5 – At the extreme compliance end of the scale this example from VisitLondon, though still this steers the visitor to accept:
Marketing may have had to pull rank over legal to avoid the lack of visitors – as this with a much less compliantred button to Allow all cookies replaced the banner during September:
6 – The most compliant are set out as described at the beginning of the article.
This example from the Webgears group:
The Consentmanager CMP does not allow preview to the site unless the CMP has been engaged. Interestingly, if the user clicks elsewhere on the page, a second tier banner appears (try that yourself). This presents two options for Reject all or Accept all, equally presented.
7 – TUI is a rare example of a consumer website with no button being shown as preferred:
Perils of non-compliance
The reason we are seeing such significant difference in the cookie banners that websites greet visitors with is that compliance is legally important across an increasing number of markets. PECR regulations are just that and not a ‘best practice’ recommendation. And this can end up with some significant fines for non-compliance.
CookieYes highlighted 8 in a recent article:
- TikTok was fined $5.4 million in January 2023 by CNIL France
- Microsoft Ireland was fined $65 million by CNIL France
- Sephora was the first fine, of $1.2 million or violating California’s CCPA
- Google was famously hit with $162 million fine in December 2021, again by CNIL France
- Facebook was also fined at that time $65 million by CNIL
- Amazon was an early fine in December 2020, $38 million by CNIL
- CNIL also fined Carrefour $3.23 million for violations including cookie consent
- Twitter was fined $32,000 by Spainish agency AEDP source: CookieYes
This has given advertisers’ legal teams a much stronger voice at board level to urge for stronger website compliance. This led to extremely compliant banners being introduced particularly by larger retailers, often resulting in websites being almost unusable if all cookies are rejected. Many as we see in the examples above, have rolled back the compliance to make them much more user friendly for consumers.

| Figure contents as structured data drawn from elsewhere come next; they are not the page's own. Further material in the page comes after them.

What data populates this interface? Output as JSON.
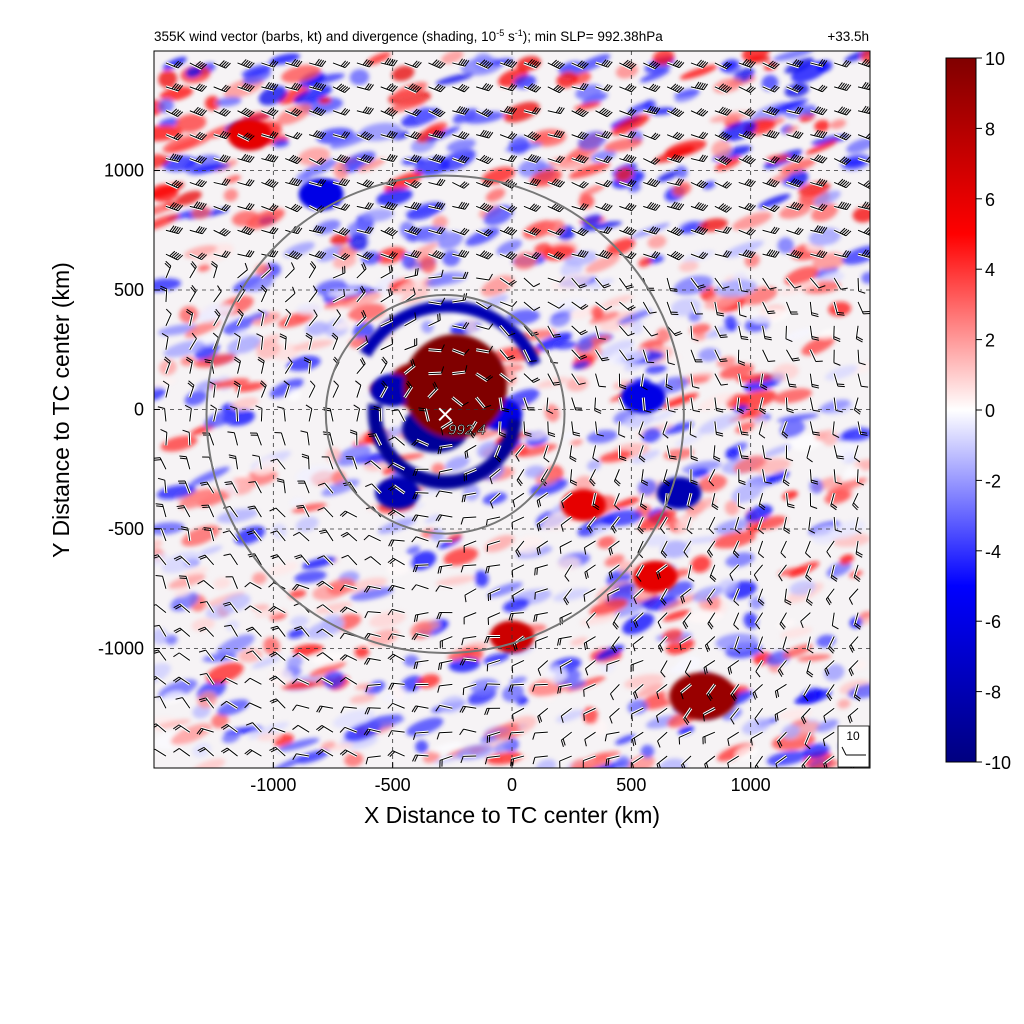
{
  "chart_data": {
    "type": "heatmap",
    "title": "355K wind vector (barbs, kt) and divergence (shading, 10",
    "title_exponent": "-5",
    "title_unit": " s",
    "title_unit_exponent": "-1",
    "title_tail": "); min SLP= 992.38hPa",
    "forecast_time": "+33.5h",
    "xlabel": "X Distance to TC center (km)",
    "ylabel": "Y Distance to TC center (km)",
    "xlim": [
      -1500,
      1500
    ],
    "ylim": [
      -1500,
      1500
    ],
    "x_ticks": [
      -1000,
      -500,
      0,
      500,
      1000
    ],
    "y_ticks": [
      -1000,
      -500,
      0,
      500,
      1000
    ],
    "x_tick_labels": [
      "-1000",
      "-500",
      "0",
      "500",
      "1000"
    ],
    "y_tick_labels": [
      "-1000",
      "-500",
      "0",
      "500",
      "1000"
    ],
    "grid": true,
    "colorbar": {
      "min": -10,
      "max": 10,
      "ticks": [
        10,
        8,
        6,
        4,
        2,
        0,
        -2,
        -4,
        -6,
        -8,
        -10
      ],
      "tick_labels": [
        "10",
        "8",
        "6",
        "4",
        "2",
        "0",
        "-2",
        "-4",
        "-6",
        "-8",
        "-10"
      ],
      "colors": [
        "#000080",
        "#0000ff",
        "#ffffff",
        "#ff0000",
        "#800000"
      ]
    },
    "tc_center": {
      "x": -280,
      "y": -20
    },
    "min_slp_label": "992.4",
    "range_rings_km": [
      500,
      1000
    ],
    "reference_barb_label": "10",
    "divergence_features": [
      {
        "x": -250,
        "y": 150,
        "value": 10
      },
      {
        "x": -380,
        "y": 100,
        "value": 9
      },
      {
        "x": -150,
        "y": 60,
        "value": 8
      },
      {
        "x": -320,
        "y": -80,
        "value": -9
      },
      {
        "x": -50,
        "y": -20,
        "value": -6
      },
      {
        "x": -500,
        "y": 80,
        "value": -8
      },
      {
        "x": -480,
        "y": -350,
        "value": -8
      },
      {
        "x": 550,
        "y": 50,
        "value": -6
      },
      {
        "x": 700,
        "y": -350,
        "value": -8
      },
      {
        "x": 300,
        "y": -400,
        "value": 6
      },
      {
        "x": 600,
        "y": -700,
        "value": 6
      },
      {
        "x": 800,
        "y": -1200,
        "value": 9
      },
      {
        "x": 0,
        "y": -950,
        "value": 7
      },
      {
        "x": -1100,
        "y": 1150,
        "value": 6
      },
      {
        "x": -800,
        "y": 900,
        "value": -6
      }
    ]
  }
}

What can we learn from this?
This review of consumer and retail websites shows that there is a variation, which continues to develop and change. Overwhelmingly, we see that more consumer focused sites don’t show much granularity beyond Accept / Manage / Reject. Also there is almost always a nudge to Accept all either by colour, button size or page positioning. More corporate websites tend to be more strictly compliant to PECR regulation.
This applies across most European markets with a requirement for one of the buttons to be engaged with. We are increasingly seeing adoption across other markets. Australia, Canada and Thailand all strengthened privacy legislation over the past year, along with many US States.
The picture will vary across the USA as privacy legislations are enacted. The US now has eleven states with privacy legislation, a doubling since last year, which all vary in requirements, making a tricky landscape to adapt to for advertisers. Many of the CMP providers offer increasingly intelligent solutions to cover much of the variation.
It is also fair to say that from this brief examination of CMPs, that it does appear that many websites are adjusting their positions on how to present cookie consent banners along the spectrum from full legal compliance to the marketing friendly and simpler devices. All will of course be keeping an eye on legal cases and fines already being levied for non-compliance.
From and affiliate publisher’s point of view, it is important to regularly check the most important partner merchants and advertisers to understand what your visitors are met with on the affiliate referral. Moonpull audits enable a publisher to schedule regular audits of the top 20 or more advertisers to monitor changes in both tracking and CMPs, something that is increasingly important to ensure affiliate revenues are protected.